Sunday, January 31, 2010

The Future of Flash

I've been developing Flash tools, specifically Flex, for a few months now, and my current opinion is that it's a pain in the ass. I've worked with various javascript toolkits over the last few years, and so far all of them make building a functional, attractive UI far less painful than Flex; the only thing Flex has on the other tools is the ability to integrate Flash elements and animations. HTML5, however, is on the near horizon, officially supported in all of the major browsers' current versions, and with canvas, svg, audio and video tags you can pretty much do anything Flash can do without the pain of Flash. All of Apple's portable devices, iPhone, iPod and iPad, support it (and not Flash).
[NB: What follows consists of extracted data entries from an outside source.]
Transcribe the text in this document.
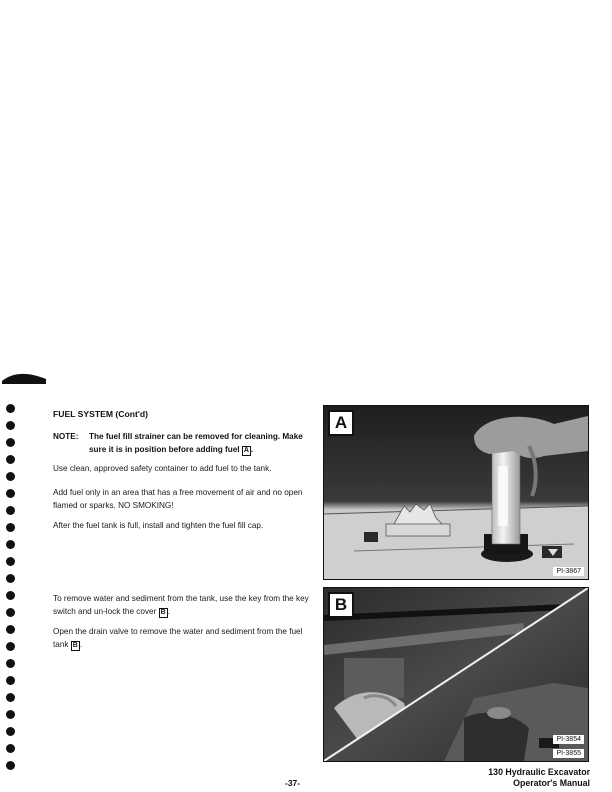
FUEL SYSTEM (Cont'd)
NOTE: The fuel fill strainer can be removed for cleaning. Make
sure it is in position before adding fuel A .
Use clean, approved safety container to add fuel to the tank.
Add fuel only in an area that has a free movement of air and no open flamed or sparks. NO SMOKING!
After the fuel tank is full, install and tighten the fuel fill cap.
To remove water and sediment from the tank, use the key from the key switch and un-lock the cover B .
Open the drain valve to remove the water and sediment from the fuel tank B .
A
PI-3867
B
PI-3854
PI-3855
130 Hydraulic Excavator
Operator's Manual
-37-
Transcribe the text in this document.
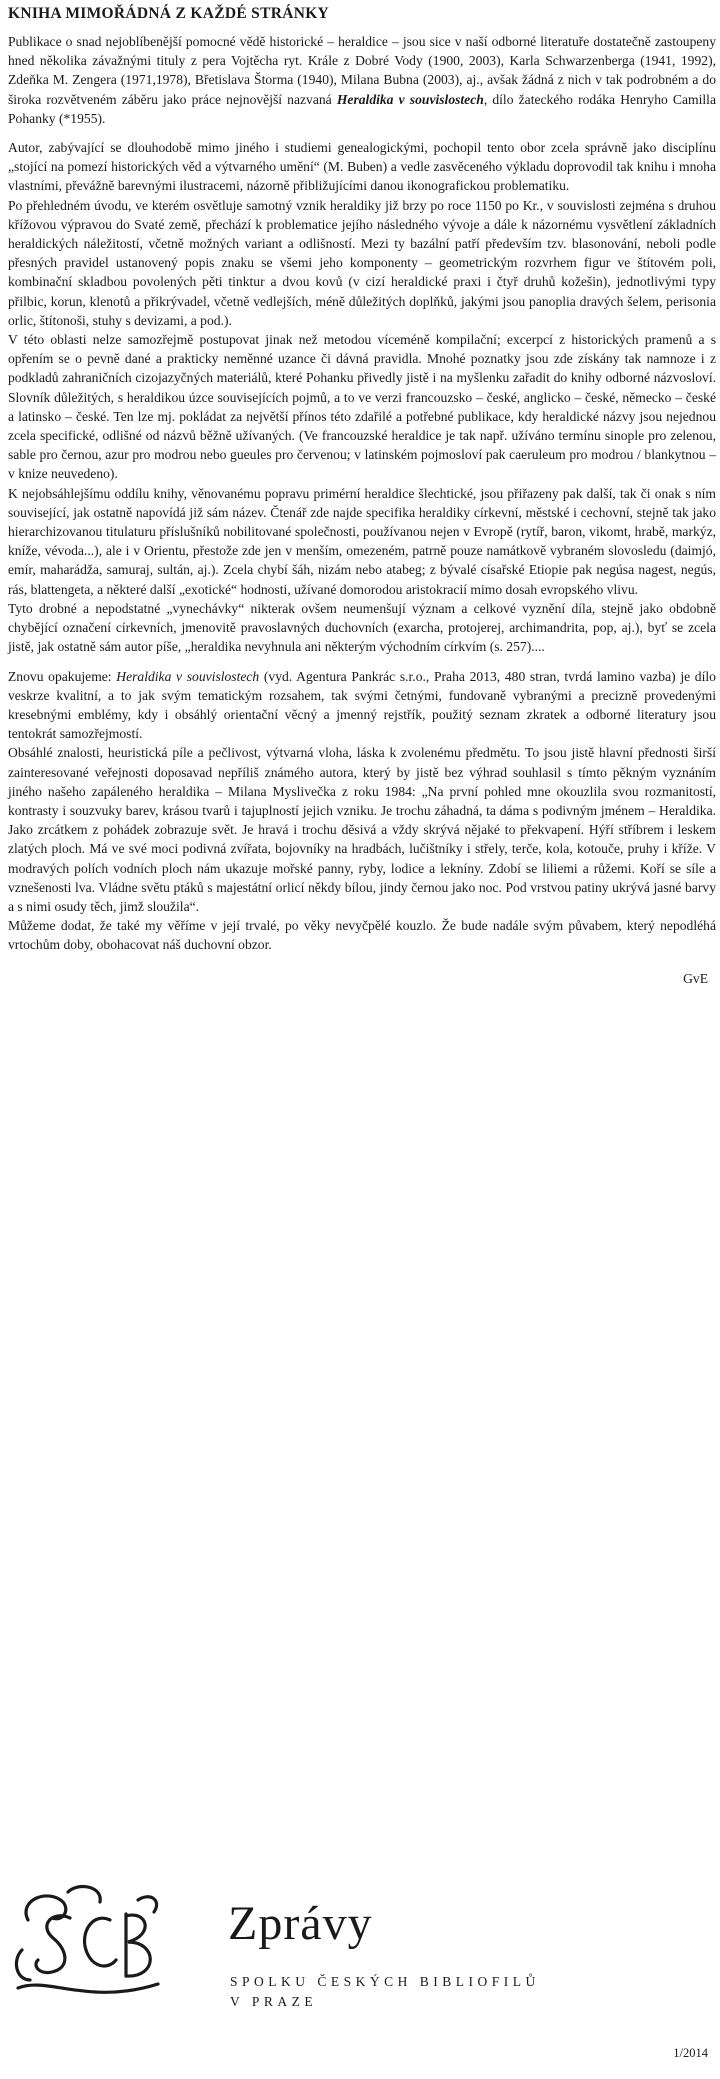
KNIHA MIMOŘÁDNÁ Z KAŽDÉ STRÁNKY

Publikace o snad nejoblíbenější pomocné vědě historické – heraldice – jsou sice v naší odborné literatuře dostatečně zastoupeny hned několika závažnými tituly z pera Vojtěcha ryt. Krále z Dobré Vody (1900, 2003), Karla Schwarzenberga (1941, 1992), Zdeňka M. Zengera (1971,1978), Břetislava Štorma (1940), Milana Bubna (2003), aj., avšak žádná z nich v tak podrobném a do široka rozvětveném záběru jako práce nejnovější nazvaná Heraldika v souvislostech, dílo žateckého rodáka Henryho Camilla Pohanky (*1955).

Autor, zabývající se dlouhodobě mimo jiného i studiemi genealogickými, pochopil tento obor zcela správně jako disciplínu „stojící na pomezí historických věd a výtvarného umění“ (M. Buben) a vedle zasvěceného výkladu doprovodil tak knihu i mnoha vlastními, převážně barevnými ilustracemi, názorně přibližujícími danou ikonografickou problematiku.

Po přehledném úvodu, ve kterém osvětluje samotný vznik heraldiky již brzy po roce 1150 po Kr., v souvislosti zejména s druhou křížovou výpravou do Svaté země, přechází k problematice jejího následného vývoje a dále k názornému vysvětlení základních heraldických náležitostí, včetně možných variant a odlišností. Mezi ty bazální patří především tzv. blasonování, neboli podle přesných pravidel ustanovený popis znaku se všemi jeho komponenty – geometrickým rozvrhem figur ve štítovém poli, kombinační skladbou povolených pěti tinktur a dvou kovů (v cizí heraldické praxi i čtyř druhů kožešin), jednotlivými typy přilbic, korun, klenotů a přikrývadel, včetně vedlejších, méně důležitých doplňků, jakými jsou panoplia dravých šelem, perisonia orlic, štítonoši, stuhy s devizami, a pod.).

V této oblasti nelze samozřejmě postupovat jinak než metodou víceméně kompilační; excerpcí z historických pramenů a s opřením se o pevně dané a prakticky neměnné uzance či dávná pravidla. Mnohé poznatky jsou zde získány tak namnoze i z podkladů zahraničních cizojazyčných materiálů, které Pohanku přivedly jistě i na myšlenku zařadit do knihy odborné názvosloví. Slovník důležitých, s heraldikou úzce souvisejících pojmů, a to ve verzi francouzsko – české, anglicko – české, německo – české a latinsko – české. Ten lze mj. pokládat za největší přínos této zdařilé a potřebné publikace, kdy heraldické názvy jsou nejednou zcela specifické, odlišné od názvů běžně užívaných. (Ve francouzské heraldice je tak např. užíváno termínu sinople pro zelenou, sable pro černou, azur pro modrou nebo gueules pro červenou; v latinském pojmosloví pak caeruleum pro modrou / blankytnou – v knize neuvedeno).

K nejobsáhlejšímu oddílu knihy, věnovanému popravu primérní heraldice šlechtické, jsou přiřazeny pak další, tak či onak s ním související, jak ostatně napovídá již sám název. Čtenář zde najde specifika heraldiky církevní, městské i cechovní, stejně tak jako hierarchizovanou titulaturu příslušníků nobilitované společnosti, používanou nejen v Evropě (rytíř, baron, vikomt, hrabě, markýz, kníže, vévoda...), ale i v Orientu, přestože zde jen v menším, omezeném, patrně pouze namátkově vybraném slovosledu (daimjó, emír, maharádža, samuraj, sultán, aj.). Zcela chybí šáh, nizám nebo atabeg; z bývalé císařské Etiopie pak negúsa nagest, negús, rás, blattengeta, a některé další „exotické“ hodnosti, užívané domorodou aristokracií mimo dosah evropského vlivu.

Tyto drobné a nepodstatné „vynechávky“ nikterak ovšem neumenšují význam a celkové vyznění díla, stejně jako obdobně chybějící označení církevních, jmenovitě pravoslavných duchovních (exarcha, protojerej, archimandrita, pop, aj.), byť se zcela jistě, jak ostatně sám autor píše, „heraldika nevyhnula ani některým východním církvím (s. 257)....

Znovu opakujeme: Heraldika v souvislostech (vyd. Agentura Pankrác s.r.o., Praha 2013, 480 stran, tvrdá lamino vazba) je dílo veskrze kvalitní, a to jak svým tematickým rozsahem, tak svými četnými, fundovaně vybranými a precizně provedenými kresebnými emblémy, kdy i obsáhlý orientační věcný a jmenný rejstřík, použitý seznam zkratek a odborné literatury jsou tentokrát samozřejmostí.

Obsáhlé znalosti, heuristická píle a pečlivost, výtvarná vloha, láska k zvolenému předmětu. To jsou jistě hlavní přednosti širší zainteresované veřejnosti doposavad nepříliš známého autora, který by jistě bez výhrad souhlasil s tímto pěkným vyznáním jiného našeho zapáleného heraldika – Milana Myslivečka z roku 1984: „Na první pohled mne okouzlila svou rozmanitostí, kontrasty i souzvuky barev, krásou tvarů i tajuplností jejich vzniku. Je trochu záhadná, ta dáma s podivným jménem – Heraldika. Jako zrcátkem z pohádek zobrazuje svět. Je hravá i trochu děsivá a vždy skrývá nějaké to překvapení. Hýří stříbrem i leskem zlatých ploch. Má ve své moci podivná zvířata, bojovníky na hradbách, lučištníky i střely, terče, kola, kotouče, pruhy i kříže. V modravých polích vodních ploch nám ukazuje mořské panny, ryby, lodice a lekníny. Zdobí se liliemi a růžemi. Koří se síle a vznešenosti lva. Vládne světu ptáků s majestátní orlicí někdy bílou, jindy černou jako noc. Pod vrstvou patiny ukrývá jasné barvy a s nimi osudy těch, jimž sloužila“.

Můžeme dodat, že také my věříme v její trvalé, po věky nevyčpělé kouzlo. Že bude nadále svým půvabem, který nepodléhá vrtochům doby, obohacovat náš duchovní obzor.

GvE
Zprávy
SPOLKU ČESKÝCH BIBLIOFILŮ
V PRAZE
1/2014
In fact, Apple's stance on Flash is surprisingly harsh. My experiences with Flash in Linux back Jobs' assertion that Flash is buggy, however; I regularly find the Flash process spinning out of control and taking down my computer until I can kill it. On top of that, the universal binary approach Flash takes means that viruses can be built to infect any platform on which Flash runs, and one researcher even built a special virus as an experiment that would infect Windows, Macs, or Linux machines.

So in the end, I'm inclined to side with Jobs: Flash is doomed. There's nothing notable that it does that HTML5 doesn't, so Flash now has a lot of competition, and Flash just doesn't do much very well. Hopefully I can convince my company of this sooner than later.